Piggybacking is almost as old as credit monitoring. The first step for many young adults looking for a way to build credit was getting their parents to add them as an authorized user. It was a simple formula. Someone with good credit adds you as an authorized user on one or more of their credit cards, your credit score is then positively affected just as if you were a joint account holder. As long as the card's owner covers their payments and doesn't have debt, you'll get a free ride to better credit. As well as students working to build a credit history, this practice also benefits stay-at-home parents who could keep good credit by tagging on the higher credit limits of their working spouse.

But as it turns out, piggybacking wasn't all fun and games.
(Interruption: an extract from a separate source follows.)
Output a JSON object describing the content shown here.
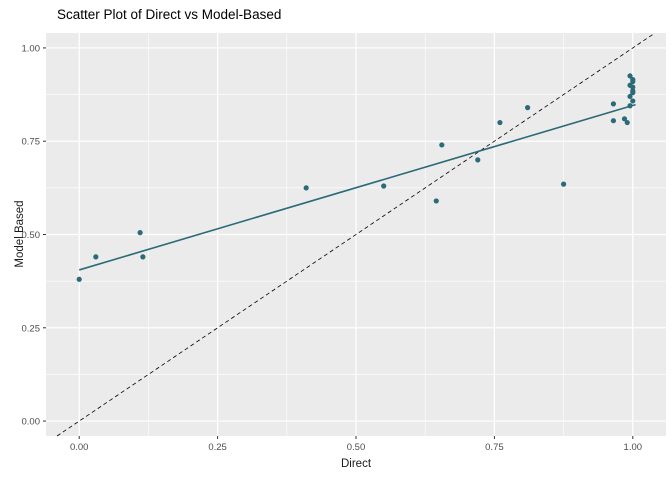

Before long, credit repair companies had found a way to capitalize on this opportunity to turn bad credit into good. Their services allowed people who had terrible credit to be signed up as authorized users by strangers who had excellent credit, for a fee. Since it isn't illegal to add authorized users to your card (indeed many cards promote this as a benefit) there was little to be done about this mischievous credit abuse.

After many years of credit seekers getting something for nothing, lenders began to complain about getting tricked into giving out loans and called piggybacking a form of fraud. That's where FICO® 8 came in. Credit bureaus had long been tweaking their scoring practices in an attempt to keep up with changes in consumer behavior. The FICO 8 credit was introduced in 2009 as the newest generation of the FICO credit score, and after a brief period of legal and consumer backlash it is now finding acceptance among many lenders. Citi became the first major bank to adopt FICO 8 for its credit card division.

The FICO 8 scoring system primarily affects these 4 areas of card usage:

1. As an authorized user, your credit score will be calculated based on all your payment activity. Your role as an authorized user will affect your credit, but not as much as it did on previous FICO models. How much your FICO score benefits from being added as an authorized user will be judged on a more individual basis. If a parent or spouse adds you as an authorized user, your credit score will in most cases benefit as it did previously. Those added as authorized users to an account that isn't owned by a family member are much less likely to see their credit score go up.

2. It's more sensitive to heavy credit card utilization. If your credit report shows a high balance close to the card's limit, your score will be affected more than it would have before. More than ever you will want to avoid high balances.

3. Isolated late payments are noted on FICO 8. If the late payment (at least 30 days) is an isolated event and your other accounts are in good standing, the FICO 8 Score is more forgiving compared to previous FICO scores. On the flip side, if you regularly make late payments, your score will be affected (negatively) more than what you're used to.

4. FICO 8 Score ignores small-dollar "nuisance" collection accounts (where the original balance was less than $100). That means that a small balance you carry, for example on a store account, won't negatively impact your credit score as much as it did before.

What this means for you is that piggybacking can still help your credit score, but you have to do it right. If building credit is your main objective, then stick to family members, and only those with good to excellent credit. If this family member doesn't mind, you may want to use the card at least a little bit. Keep in mind that your score will now be based more specifically on your financial activity.

And remember, piggybacking is no longer a one-stop solution to building credit. There are several different ways to improve your credit score and if you make use of them you can build good credit in a relatively short amount of time.

You can also start building your own credit history by using a student credit card or secured credit card. Just be sure never to apply for more than 1 or 2 per year, as making too many applications will damage your score.